In the hall mirror the new white cotton blouse Poppa bought me looks altogether crisp. My mother has brushed my hair and tied a bow at the top. This time I didn’t argue the bow’s a perfect match for the red of the plaid. My winter coat is warmer than I really need for the make-believe Odessa winter. Though it’s a hand-me-down from our next-door neighbour on Main Street, the navy blue wool is hardly worn and the brass buttons down the front shine. My friend Cassie told me it looked brand new. Cassie said she’d write, but I haven’t had a letter from her. I didn’t really believe she’d write, and now I’m not sure she even thinks about me, remembers me, though it’s only been a couple of months. And I’m suddenly frightened that, if she doesn’t remember me, it’s as if I never was, as if we never spent all those hours playing hopscotch or digging in the garden. As if there never had been the smell of cinnamon buns or the wide blue Winnipeg sky open above the triangle of roof of her family’s house.
But I remember. I remember everything.
I make a face in the mirror.
When I go down the stairs, I unbutton my coat, let the breeze lift the collar of my blouse.
My new friend Elena’s waiting for me in the schoolyard. She’s wearing two striped yellow bows in her hair. They perk up from either side of her head like the ears on a Scottish terrier. Elena has the eager, friendly look of a Scottish terrier: friendly but also calm. Nothing seems to bother her. When Raya asked her to help me with my school work, I thought Elena would make a face, stick her tongue out behind Raya’s back. But she just smiled. Helping me was part of her volunteer “social work.” All the student
s have to volunteer for at least two hours a week. But now I don’t need any help with reading, and it’s me who’s helping Elena with arithmetic. Elena wears her little red Pioneer scarf tied under her collar or around her neck. Once she let me try it on.

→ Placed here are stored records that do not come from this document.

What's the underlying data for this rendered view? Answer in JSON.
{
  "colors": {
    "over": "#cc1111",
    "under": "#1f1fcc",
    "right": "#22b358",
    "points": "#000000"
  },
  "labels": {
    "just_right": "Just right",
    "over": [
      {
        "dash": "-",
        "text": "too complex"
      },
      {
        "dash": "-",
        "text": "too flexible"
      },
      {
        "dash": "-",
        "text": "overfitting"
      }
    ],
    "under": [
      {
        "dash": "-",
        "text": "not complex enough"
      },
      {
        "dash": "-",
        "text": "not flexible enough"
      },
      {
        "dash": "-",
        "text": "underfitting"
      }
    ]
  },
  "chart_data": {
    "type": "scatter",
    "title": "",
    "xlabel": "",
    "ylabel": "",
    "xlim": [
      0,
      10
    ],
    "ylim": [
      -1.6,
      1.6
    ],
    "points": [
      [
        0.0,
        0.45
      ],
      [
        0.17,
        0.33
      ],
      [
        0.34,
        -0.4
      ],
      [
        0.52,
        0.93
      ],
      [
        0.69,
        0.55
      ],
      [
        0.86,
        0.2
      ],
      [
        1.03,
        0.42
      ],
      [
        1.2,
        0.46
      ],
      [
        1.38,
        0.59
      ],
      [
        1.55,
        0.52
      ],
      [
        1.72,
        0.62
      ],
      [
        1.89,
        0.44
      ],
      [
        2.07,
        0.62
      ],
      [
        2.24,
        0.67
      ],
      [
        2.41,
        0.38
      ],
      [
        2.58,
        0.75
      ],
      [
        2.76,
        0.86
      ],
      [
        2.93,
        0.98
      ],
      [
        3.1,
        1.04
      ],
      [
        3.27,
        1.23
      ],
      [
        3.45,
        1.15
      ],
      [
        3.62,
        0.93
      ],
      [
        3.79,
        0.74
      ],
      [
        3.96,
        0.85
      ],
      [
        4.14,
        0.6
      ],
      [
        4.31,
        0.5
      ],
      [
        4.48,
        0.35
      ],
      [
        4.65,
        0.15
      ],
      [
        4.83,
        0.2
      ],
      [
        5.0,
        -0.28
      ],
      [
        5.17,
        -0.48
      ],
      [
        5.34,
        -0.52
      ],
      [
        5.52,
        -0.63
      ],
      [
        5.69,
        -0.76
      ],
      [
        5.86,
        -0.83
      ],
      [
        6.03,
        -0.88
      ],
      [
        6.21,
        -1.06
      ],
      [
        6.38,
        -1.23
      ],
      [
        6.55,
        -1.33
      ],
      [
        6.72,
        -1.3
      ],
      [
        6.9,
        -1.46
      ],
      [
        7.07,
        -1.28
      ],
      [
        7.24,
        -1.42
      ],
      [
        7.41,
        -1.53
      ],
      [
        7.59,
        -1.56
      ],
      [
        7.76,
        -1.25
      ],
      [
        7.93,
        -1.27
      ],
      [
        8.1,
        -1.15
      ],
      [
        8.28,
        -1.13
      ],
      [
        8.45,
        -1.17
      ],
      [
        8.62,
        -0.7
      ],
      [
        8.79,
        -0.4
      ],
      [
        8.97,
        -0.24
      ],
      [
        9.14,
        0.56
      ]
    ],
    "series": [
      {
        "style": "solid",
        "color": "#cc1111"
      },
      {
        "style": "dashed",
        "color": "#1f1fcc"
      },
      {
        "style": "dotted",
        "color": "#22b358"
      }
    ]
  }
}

“Luba just told me,” Elena says, “her class is challenging our class to a socialist competition this term!” She’s hopping up and down, balancing from one foot to the other.
I smile back at her smile. “What’re we supposed to do?”
“Comrade Ivanova will help us draw up a socialist agreement between the two classes. This is how it goes. There are three points of competition: first, superior discipline during class; second, always being ready for lessons; and third, having the class’s soap and towels always in order. So we elect two representatives from each class and it’s their job to check on the class’s progress. Maybe they’ll elect you! And, best of all,” she’s so excited that the bows are vibrating, “we’re going to draw a big poster to chart the contest: two railway trains, one for each class, racing from Odessa to Moscow. I’m going to draw the engine for our class!” Elena is the best drawer in the class, much better than I am. In Winnipeg I was the best. “We’ll move the engine forward one space for each point we get.”
“But what do we win?”
“Well, if our class does well enough, we get a red banner.”
“Oh.”
“If all the classes in the school are red-banner classes, then the school has a chance to compete in the district competitions.”
“Oh.”
“A red-banner class gets prizes, too, Annette. We get to go to the children’s theatre and the museum.”
“Oh! That’s great.”
A tall thin girl wearing glasses comes up to us.
“Luba, I’m explaining to Annette about the socialist competition.”
“Don’t you know what a socialist competition is, Annette?” Luba drawls out the words.